Speculative nonfiction has been a big topic of conversation over the past few years, and often people ask how nonfiction could be speculative. I think the real world is actually very speculative. People in real life speculate and dream and imagine outlandish scenarios. The world isn’t just composed of things that are physically happening, but also by the things people are imagining or fearing or misunderstanding or wondering about. You can write an essay that takes place largely in the speaker’s daydream; you can shift your attention to the parts of the world that really are less concrete.
What advice do you have for someone who is interested in non-fiction writing or just beginning the genre?
1) I think the second part of the misunderstanding question is one of my answers to this—
2) Be honest! This is not a free pass to be rude or offensive, but to write about the world the way you really experience it and not the way you feel like you’re supposed to. I think this can be particularly daunting in creative nonfiction, because whatever you write may shape the way readers think of you (even though a creative nonfiction speaker is only one small part of a full person)—so it’s tempting to always say the right thing, or the thing you think will make people like you. You are never the only person to have a certain thought or reaction. Think about a time when you knew you were supposed to be happy, but you just weren’t. Writing that down will help people connect to you—and to a truer version of themselves—a lot more than writing a version of yourself that did and felt and thought everything right.

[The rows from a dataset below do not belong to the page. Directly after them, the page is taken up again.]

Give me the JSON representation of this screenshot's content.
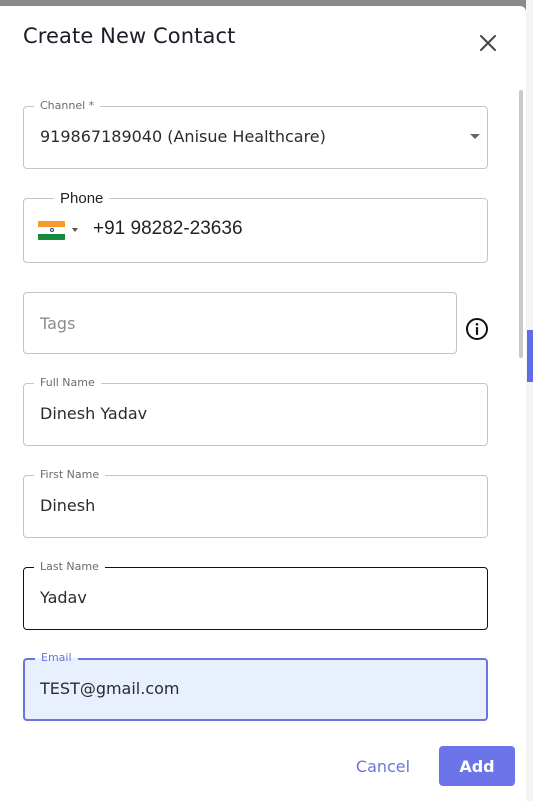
{
  "dialog": {
    "title": "Create New Contact",
    "close_icon": "close-icon"
  },
  "fields": {
    "channel": {
      "label": "Channel *",
      "value": "919867189040 (Anisue Healthcare)"
    },
    "phone": {
      "label": "Phone",
      "country_flag": "india-flag",
      "value": "+91 98282-23636"
    },
    "tags": {
      "placeholder": "Tags",
      "info_icon": "info-icon"
    },
    "full_name": {
      "label": "Full Name",
      "value": "Dinesh Yadav"
    },
    "first_name": {
      "label": "First Name",
      "value": "Dinesh"
    },
    "last_name": {
      "label": "Last Name",
      "value": "Yadav"
    },
    "email": {
      "label": "Email",
      "value": "TEST@gmail.com"
    }
  },
  "actions": {
    "cancel_label": "Cancel",
    "add_label": "Add"
  },
  "colors": {
    "accent": "#6b74e8",
    "focused_bg": "#e8effd"
  }
}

If you feel there is anything else you would like to add!
I find it so interesting that fiction/nonfiction is the delineating boundary that so many readers and writers use to describe what they do or don’t like. Why does it all come down to the question of “did this really happen?” Does it matter that much if it all happened? I guess sometimes it does, but often it seems peripheral to the point. I’d love to hear the other ways people describe their preferences. Personally, I love reading about intense friendships and messy, opinionated narrators. I love mysteries and funny prose and hearing about workplace dynamics in unfamiliar jobs.